Alfonso Pedrosa. Dado que de aquí a bastante tiempo no va a haber un duro para nadie, ¿no sería interesante flexibilizar y dotar de sentido y transparencia a la colaboración de la industria del sector farmacéutico con los centros asistenciales públicos a través de una buena legislación sobre mecenazgo? Eso les preguntaba yo hace un par de días a un grupo de eminentes neurólogos que se quejaban de la falta de recursos humanos para plantear una verdadera atención integral a los pacientes con enfermedades neurodegenerativas. Hablaban ellos de la importancia de los neuropsicólogos en los equipos asistenciales y yo me acordaba de los profesionales de este ámbito que solucionan papelones y papeletas importantes en algunos hospitales públicos que conozco, sin estar en plantilla y pagados indirectamente a través de becas de ensayos clínicos promovidos por compañías farmacéuticas.

Mis interlocutores neurólogos me decían que no, que eso no vale. Que si tiene que haber neuropsicólogos, hay que crear esa especialidad  a todos los efectos y dotar a los centros de las correspondientes plazas presupuestadas. Que la industria no está para eso.

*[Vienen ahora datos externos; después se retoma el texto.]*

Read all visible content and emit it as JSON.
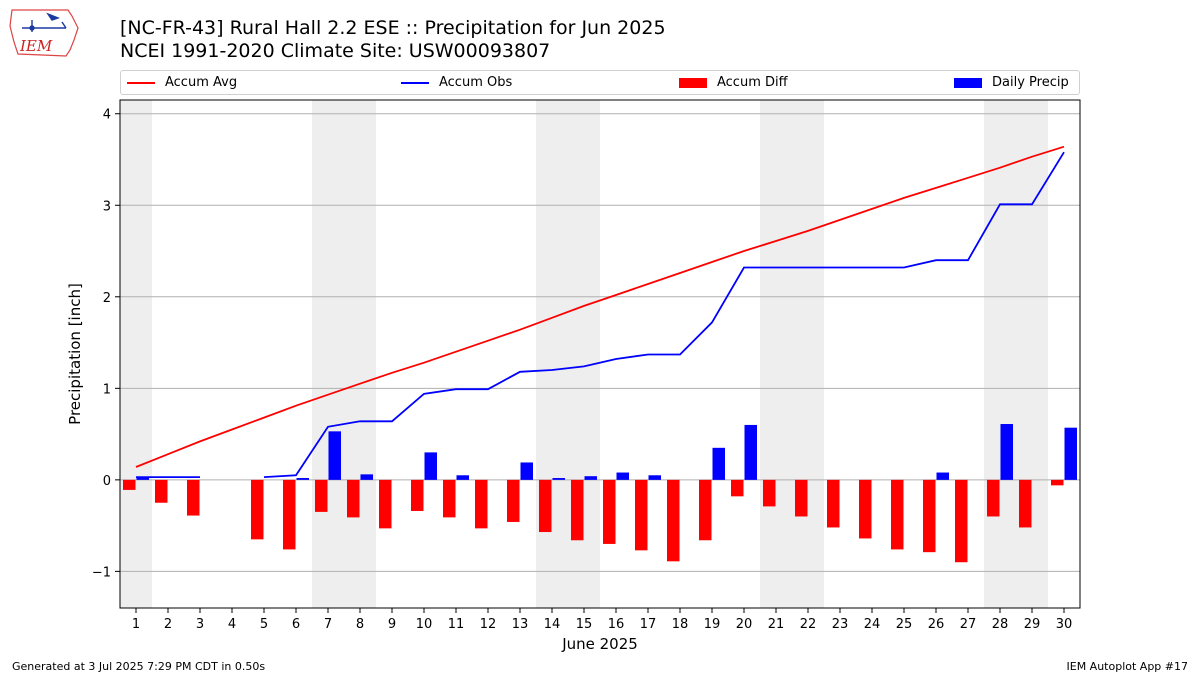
{
  "title": {
    "line1": "[NC-FR-43] Rural Hall 2.2 ESE :: Precipitation for Jun 2025",
    "line2": "NCEI 1991-2020 Climate Site: USW00093807"
  },
  "logo": {
    "text": "IEM"
  },
  "legend": {
    "accum_avg": "Accum Avg",
    "accum_obs": "Accum Obs",
    "accum_diff": "Accum Diff",
    "daily_precip": "Daily Precip"
  },
  "footer": {
    "left": "Generated at 3 Jul 2025 7:29 PM CDT in 0.50s",
    "right": "IEM Autoplot App #17"
  },
  "chart_data": {
    "type": "bar",
    "xlabel": "June 2025",
    "ylabel": "Precipitation [inch]",
    "x": [
      1,
      2,
      3,
      4,
      5,
      6,
      7,
      8,
      9,
      10,
      11,
      12,
      13,
      14,
      15,
      16,
      17,
      18,
      19,
      20,
      21,
      22,
      23,
      24,
      25,
      26,
      27,
      28,
      29,
      30
    ],
    "ylim": [
      -1.4,
      4.15
    ],
    "yticks": [
      -1,
      0,
      1,
      2,
      3,
      4
    ],
    "grid": "y",
    "legend_position": "top",
    "weekend_shading": [
      [
        1,
        1
      ],
      [
        7,
        8
      ],
      [
        14,
        15
      ],
      [
        21,
        22
      ],
      [
        28,
        29
      ]
    ],
    "colors": {
      "accum_avg": "#ff0000",
      "accum_obs": "#0000ff",
      "accum_diff": "#ff0000",
      "daily_precip": "#0000ff",
      "weekend": "#eeeeee"
    },
    "series": [
      {
        "name": "Accum Avg",
        "kind": "line",
        "values": [
          0.14,
          0.28,
          0.42,
          0.55,
          0.68,
          0.81,
          0.93,
          1.05,
          1.17,
          1.28,
          1.4,
          1.52,
          1.64,
          1.77,
          1.9,
          2.02,
          2.14,
          2.26,
          2.38,
          2.5,
          2.61,
          2.72,
          2.84,
          2.96,
          3.08,
          3.19,
          3.3,
          3.41,
          3.53,
          3.64
        ]
      },
      {
        "name": "Accum Obs",
        "kind": "line",
        "values": [
          0.03,
          0.03,
          0.03,
          null,
          0.03,
          0.05,
          0.58,
          0.64,
          0.64,
          0.94,
          0.99,
          0.99,
          1.18,
          1.2,
          1.24,
          1.32,
          1.37,
          1.37,
          1.72,
          2.32,
          2.32,
          2.32,
          2.32,
          2.32,
          2.32,
          2.4,
          2.4,
          3.01,
          3.01,
          3.58
        ]
      },
      {
        "name": "Accum Diff",
        "kind": "bar",
        "values": [
          -0.11,
          -0.25,
          -0.39,
          null,
          -0.65,
          -0.76,
          -0.35,
          -0.41,
          -0.53,
          -0.34,
          -0.41,
          -0.53,
          -0.46,
          -0.57,
          -0.66,
          -0.7,
          -0.77,
          -0.89,
          -0.66,
          -0.18,
          -0.29,
          -0.4,
          -0.52,
          -0.64,
          -0.76,
          -0.79,
          -0.9,
          -0.4,
          -0.52,
          -0.06
        ]
      },
      {
        "name": "Daily Precip",
        "kind": "bar",
        "values": [
          0.03,
          0.0,
          0.0,
          null,
          0.0,
          0.02,
          0.53,
          0.06,
          0.0,
          0.3,
          0.05,
          0.0,
          0.19,
          0.02,
          0.04,
          0.08,
          0.05,
          0.0,
          0.35,
          0.6,
          0.0,
          0.0,
          0.0,
          0.0,
          0.0,
          0.08,
          0.0,
          0.61,
          0.0,
          0.57
        ]
      }
    ]
  }
}
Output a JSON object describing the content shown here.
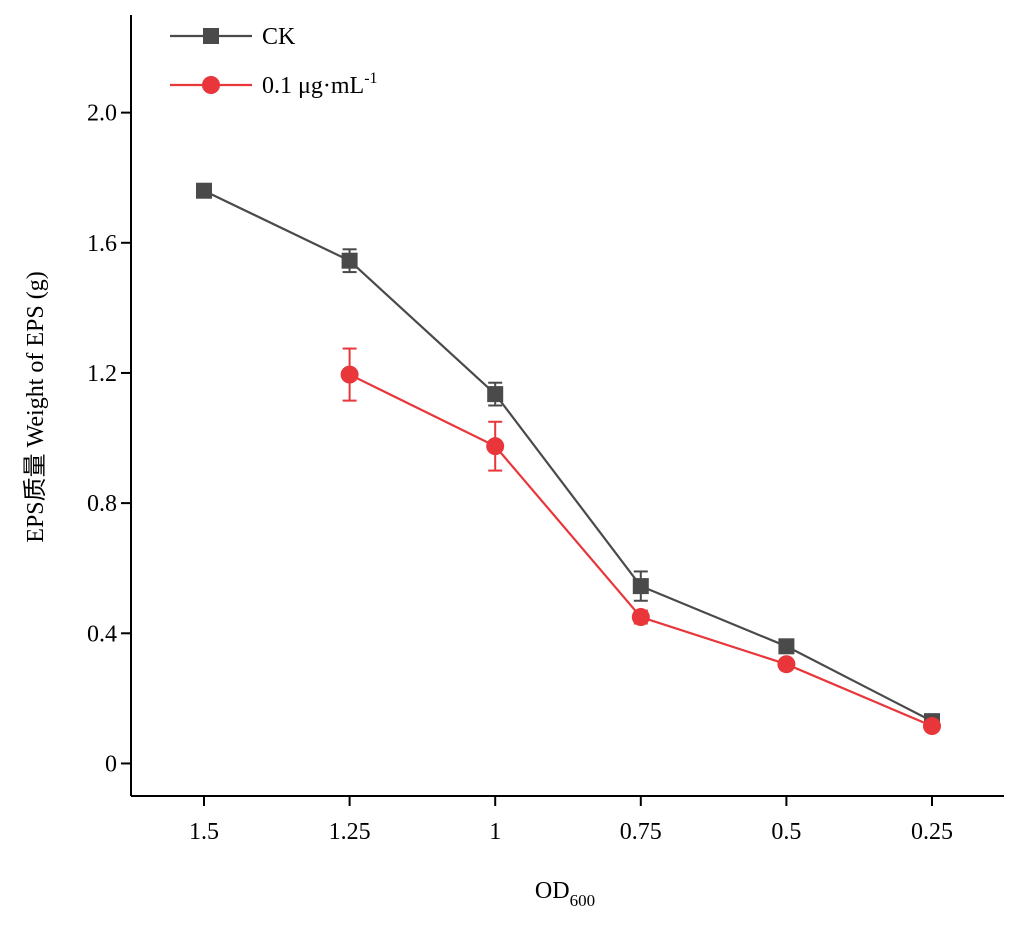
{
  "chart_data": {
    "type": "line",
    "title": "",
    "xlabel": "OD",
    "xlabel_sub": "600",
    "ylabel": "EPS质量 Weight of EPS (g)",
    "categories": [
      "1.5",
      "1.25",
      "1",
      "0.75",
      "0.5",
      "0.25"
    ],
    "ylim": [
      -0.1,
      2.3
    ],
    "yticks": [
      0,
      0.4,
      0.8,
      1.2,
      1.6,
      2.0
    ],
    "ytick_labels": [
      "0",
      "0.4",
      "0.8",
      "1.2",
      "1.6",
      "2.0"
    ],
    "grid": false,
    "legend_position": "top-left",
    "series": [
      {
        "name": "CK",
        "name_sup": "",
        "marker": "square",
        "color": "#4a4a4a",
        "values": [
          1.76,
          1.545,
          1.135,
          0.545,
          0.36,
          0.13
        ],
        "errors": [
          0.012,
          0.035,
          0.035,
          0.045,
          0.02,
          0.01
        ]
      },
      {
        "name": "0.1 μg·mL",
        "name_sup": "-1",
        "marker": "circle",
        "color": "#e8363b",
        "values": [
          null,
          1.195,
          0.975,
          0.45,
          0.305,
          0.115
        ],
        "errors": [
          null,
          0.08,
          0.075,
          0.02,
          0.015,
          0.01
        ]
      }
    ]
  }
}
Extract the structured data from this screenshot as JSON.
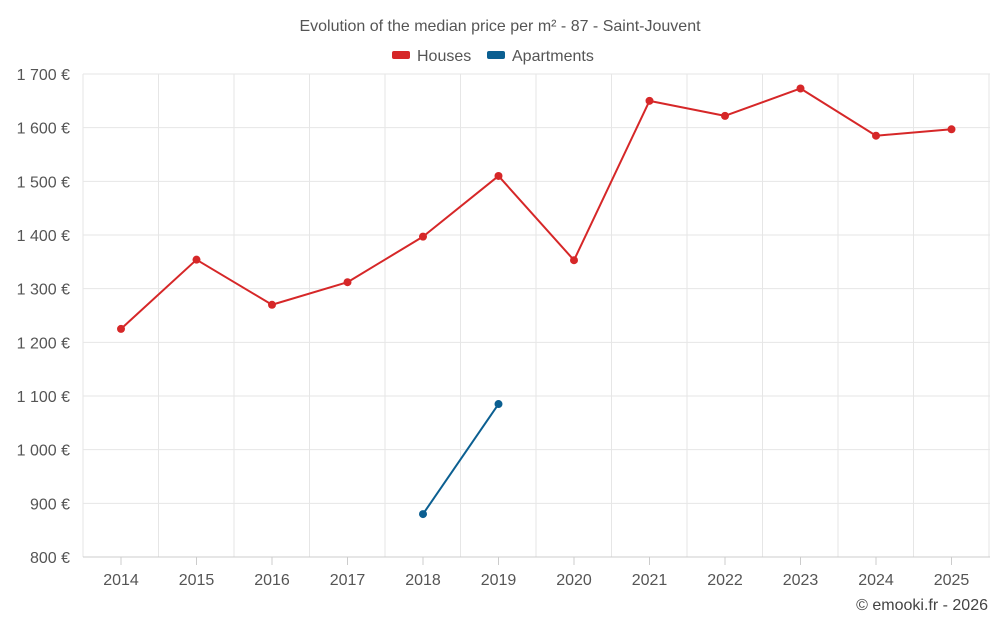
{
  "chart_data": {
    "type": "line",
    "title": "Evolution of the median price per m² - 87 - Saint-Jouvent",
    "categories": [
      "2014",
      "2015",
      "2016",
      "2017",
      "2018",
      "2019",
      "2020",
      "2021",
      "2022",
      "2023",
      "2024",
      "2025"
    ],
    "series": [
      {
        "name": "Houses",
        "color": "#d62728",
        "values": [
          1225,
          1354,
          1270,
          1312,
          1397,
          1510,
          1353,
          1650,
          1622,
          1673,
          1585,
          1597
        ]
      },
      {
        "name": "Apartments",
        "color": "#0b5f91",
        "values": [
          null,
          null,
          null,
          null,
          880,
          1085,
          null,
          null,
          null,
          null,
          null,
          null
        ]
      }
    ],
    "yticks": [
      800,
      900,
      1000,
      1100,
      1200,
      1300,
      1400,
      1500,
      1600,
      1700
    ],
    "ytick_labels": [
      "800 €",
      "900 €",
      "1 000 €",
      "1 100 €",
      "1 200 €",
      "1 300 €",
      "1 400 €",
      "1 500 €",
      "1 600 €",
      "1 700 €"
    ],
    "ylim": [
      800,
      1700
    ],
    "xlabel": "",
    "ylabel": "",
    "legend_position": "top-center",
    "grid": true
  },
  "credit": "© emooki.fr - 2026"
}
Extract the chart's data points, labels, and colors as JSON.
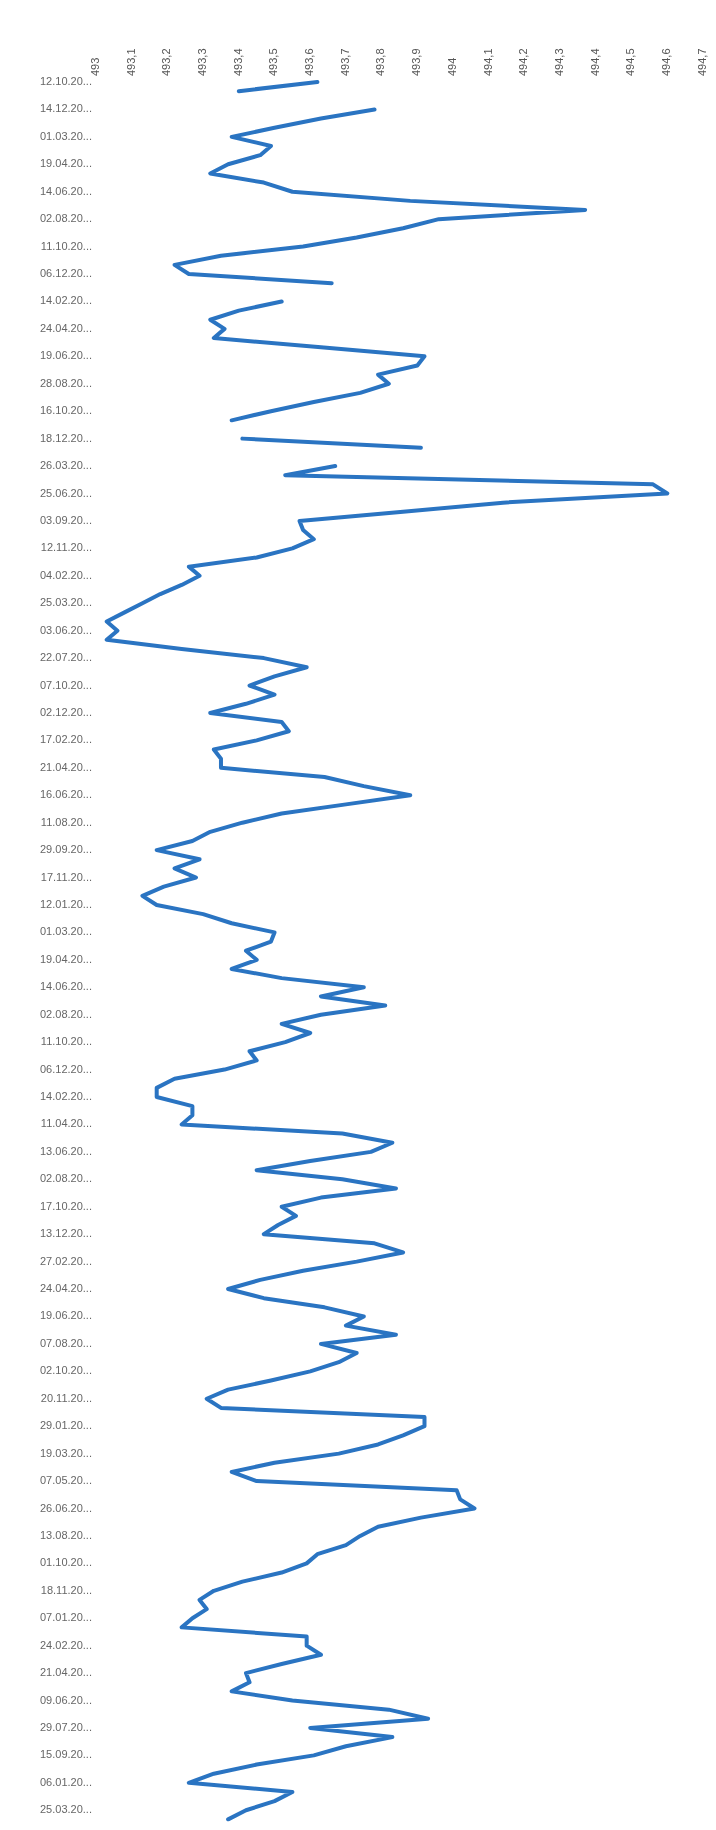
{
  "chart_data": {
    "type": "line",
    "orientation": "horizontal",
    "categories": [
      "12.10.20...",
      null,
      null,
      "14.12.20...",
      null,
      null,
      "01.03.20...",
      null,
      null,
      "19.04.20...",
      null,
      null,
      "14.06.20...",
      null,
      null,
      "02.08.20...",
      null,
      null,
      "11.10.20...",
      null,
      null,
      "06.12.20...",
      null,
      null,
      "14.02.20...",
      null,
      null,
      "24.04.20...",
      null,
      null,
      "19.06.20...",
      null,
      null,
      "28.08.20...",
      null,
      null,
      "16.10.20...",
      null,
      null,
      "18.12.20...",
      null,
      null,
      "26.03.20...",
      null,
      null,
      "25.06.20...",
      null,
      null,
      "03.09.20...",
      null,
      null,
      "12.11.20...",
      null,
      null,
      "04.02.20...",
      null,
      null,
      "25.03.20...",
      null,
      null,
      "03.06.20...",
      null,
      null,
      "22.07.20...",
      null,
      null,
      "07.10.20...",
      null,
      null,
      "02.12.20...",
      null,
      null,
      "17.02.20...",
      null,
      null,
      "21.04.20...",
      null,
      null,
      "16.06.20...",
      null,
      null,
      "11.08.20...",
      null,
      null,
      "29.09.20...",
      null,
      null,
      "17.11.20...",
      null,
      null,
      "12.01.20...",
      null,
      null,
      "01.03.20...",
      null,
      null,
      "19.04.20...",
      null,
      null,
      "14.06.20...",
      null,
      null,
      "02.08.20...",
      null,
      null,
      "11.10.20...",
      null,
      null,
      "06.12.20...",
      null,
      null,
      "14.02.20...",
      null,
      null,
      "11.04.20...",
      null,
      null,
      "13.06.20...",
      null,
      null,
      "02.08.20...",
      null,
      null,
      "17.10.20...",
      null,
      null,
      "13.12.20...",
      null,
      null,
      "27.02.20...",
      null,
      null,
      "24.04.20...",
      null,
      null,
      "19.06.20...",
      null,
      null,
      "07.08.20...",
      null,
      null,
      "02.10.20...",
      null,
      null,
      "20.11.20...",
      null,
      null,
      "29.01.20...",
      null,
      null,
      "19.03.20...",
      null,
      null,
      "07.05.20...",
      null,
      null,
      "26.06.20...",
      null,
      null,
      "13.08.20...",
      null,
      null,
      "01.10.20...",
      null,
      null,
      "18.11.20...",
      null,
      null,
      "07.01.20...",
      null,
      null,
      "24.02.20...",
      null,
      null,
      "21.04.20...",
      null,
      null,
      "09.06.20...",
      null,
      null,
      "29.07.20...",
      null,
      null,
      "15.09.20...",
      null,
      null,
      "06.01.20...",
      null,
      null,
      "25.03.20...",
      null
    ],
    "series": [
      {
        "color": "#2a74c2",
        "values": [
          493.62,
          493.4,
          null,
          493.78,
          493.63,
          493.5,
          493.38,
          493.49,
          493.46,
          493.37,
          493.32,
          493.47,
          493.55,
          493.88,
          494.37,
          493.96,
          493.86,
          493.73,
          493.58,
          493.35,
          493.22,
          493.26,
          493.66,
          null,
          493.52,
          493.4,
          493.32,
          493.36,
          493.33,
          493.63,
          493.92,
          493.9,
          493.79,
          493.82,
          493.74,
          493.61,
          493.49,
          493.38,
          null,
          493.41,
          493.91,
          null,
          493.67,
          493.53,
          494.56,
          494.6,
          494.14,
          493.86,
          493.57,
          493.58,
          493.61,
          493.55,
          493.45,
          493.26,
          493.29,
          493.24,
          493.18,
          493.13,
          493.08,
          493.03,
          493.06,
          493.03,
          493.24,
          493.47,
          493.59,
          493.5,
          493.43,
          493.5,
          493.42,
          493.32,
          493.52,
          493.54,
          493.45,
          493.33,
          493.35,
          493.35,
          493.64,
          493.75,
          493.88,
          493.7,
          493.52,
          493.41,
          493.32,
          493.27,
          493.17,
          493.29,
          493.22,
          493.28,
          493.19,
          493.13,
          493.17,
          493.3,
          493.38,
          493.5,
          493.49,
          493.42,
          493.45,
          493.38,
          493.52,
          493.75,
          493.63,
          493.81,
          493.63,
          493.52,
          493.6,
          493.53,
          493.43,
          493.45,
          493.36,
          493.22,
          493.17,
          493.17,
          493.27,
          493.27,
          493.24,
          493.69,
          493.83,
          493.77,
          493.6,
          493.45,
          493.69,
          493.84,
          493.63,
          493.52,
          493.56,
          493.51,
          493.47,
          493.78,
          493.86,
          493.73,
          493.58,
          493.46,
          493.37,
          493.47,
          493.64,
          493.75,
          493.7,
          493.84,
          493.63,
          493.73,
          493.68,
          493.6,
          493.49,
          493.37,
          493.31,
          493.35,
          493.92,
          493.92,
          493.86,
          493.79,
          493.68,
          493.5,
          493.38,
          493.45,
          494.01,
          494.02,
          494.06,
          493.91,
          493.79,
          493.74,
          493.7,
          493.62,
          493.59,
          493.52,
          493.41,
          493.33,
          493.29,
          493.31,
          493.27,
          493.24,
          493.59,
          493.59,
          493.63,
          493.52,
          493.42,
          493.43,
          493.38,
          493.55,
          493.82,
          493.93,
          493.6,
          493.83,
          493.7,
          493.61,
          493.45,
          493.33,
          493.26,
          493.55,
          493.5,
          493.42,
          493.37
        ]
      }
    ],
    "xlim": [
      493,
      494.7
    ],
    "xticks": [
      493,
      {
        "value": 493.1,
        "label": "493,1"
      },
      {
        "value": 493.2,
        "label": "493,2"
      },
      {
        "value": 493.3,
        "label": "493,3"
      },
      {
        "value": 493.4,
        "label": "493,4"
      },
      {
        "value": 493.5,
        "label": "493,5"
      },
      {
        "value": 493.6,
        "label": "493,6"
      },
      {
        "value": 493.7,
        "label": "493,7"
      },
      {
        "value": 493.8,
        "label": "493,8"
      },
      {
        "value": 493.9,
        "label": "493,9"
      },
      494,
      {
        "value": 494.1,
        "label": "494,1"
      },
      {
        "value": 494.2,
        "label": "494,2"
      },
      {
        "value": 494.3,
        "label": "494,3"
      },
      {
        "value": 494.4,
        "label": "494,4"
      },
      {
        "value": 494.5,
        "label": "494,5"
      },
      {
        "value": 494.6,
        "label": "494,6"
      },
      {
        "value": 494.7,
        "label": "494,7"
      }
    ],
    "grid": false,
    "legend": false,
    "line_style": "solid"
  }
}
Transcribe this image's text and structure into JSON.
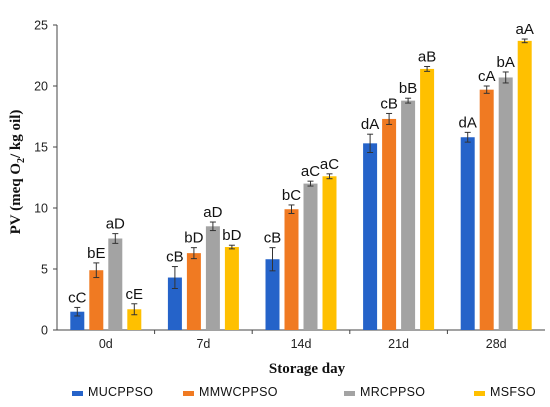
{
  "chart_data": {
    "type": "bar",
    "xlabel": "Storage day",
    "ylabel_main": "PV (meq O",
    "ylabel_sub": "2",
    "ylabel_tail": "/ kg oil)",
    "ylim": [
      0,
      25
    ],
    "yticks": [
      0,
      5,
      10,
      15,
      20,
      25
    ],
    "grid": false,
    "legend_position": "bottom",
    "categories": [
      "0d",
      "7d",
      "14d",
      "21d",
      "28d"
    ],
    "series": [
      {
        "name": "MUCPPSO",
        "color": "#2563c9",
        "values": [
          1.5,
          4.3,
          5.8,
          15.3,
          15.8
        ],
        "errors": [
          0.35,
          0.9,
          0.95,
          0.75,
          0.4
        ],
        "labels": [
          "cC",
          "cB",
          "cB",
          "dA",
          "dA"
        ]
      },
      {
        "name": "MMWCPPSO",
        "color": "#f07a22",
        "values": [
          4.9,
          6.3,
          9.9,
          17.3,
          19.7
        ],
        "errors": [
          0.6,
          0.45,
          0.35,
          0.45,
          0.3
        ],
        "labels": [
          "bE",
          "bD",
          "bC",
          "cB",
          "cA"
        ]
      },
      {
        "name": "MRCPPSO",
        "color": "#a3a3a3",
        "values": [
          7.5,
          8.5,
          12.0,
          18.8,
          20.7
        ],
        "errors": [
          0.4,
          0.35,
          0.2,
          0.2,
          0.45
        ],
        "labels": [
          "aD",
          "aD",
          "aC",
          "bB",
          "bA"
        ]
      },
      {
        "name": "MSFSO",
        "color": "#ffc000",
        "values": [
          1.7,
          6.8,
          12.6,
          21.4,
          23.7
        ],
        "errors": [
          0.45,
          0.15,
          0.2,
          0.2,
          0.15
        ],
        "labels": [
          "cE",
          "bD",
          "aC",
          "aB",
          "aA"
        ]
      }
    ]
  }
}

Esa misma tarde me monté en un taxi. Durante el trayecto, nos enzarzamos el taxista y yo en la tópica charla sobre lo mal que está todo y que a ver cómo salimos del fondo del estanque. Él hablaba de cómo las multinacionales se deslocalizan, obligadas por la necesidad de reducir costes, y dejan atrás una nube de prejubilados y parados superespecializados en competencias muy concretas (la fresa de la rosca del tapón del depósito de gasolina de un coche), ya incapacitados en la práctica para el reciclaje profesional. También hablaba el taxista de que por estos pagos falta productividad y sobra presentismo porque la cultura laboral española está formateada por los hábitos, buenos y malos, de las pymes: pequeños empresarios que viven en una especie de cinta continua alimentada por la comida de trabajo, que es la raíz del mal de la jornada partida y que para los empleados supone estar pringados todo el día sin más afán que tomarse las cosas con calma como mecanismo de recompensa, para desesperación de quien está poniendo sus redaños y su hacienda en sacar adelante un proyecto empresarial.

Pensé, de vuelta en casa, en que las cosas están cambiando. Precisamente en cuanto a la necesidad de cambiar, de imaginar cosas nuevas. Pensé, también, en el dolor que producen las resistencias al cambio y en el miedo que da asomarse ahí fuera, más allá de nuestra zona de confort. En la presión ambiental que impide, precisamente, pensar.

En el atreverse a salir de la cueva, impelidos por el hambre, poco a poco, husmeando el ambiente en busca de semejantes y de alimento, quizá esté la clave de volver a aprender a cazar. Y de aprender a vivir.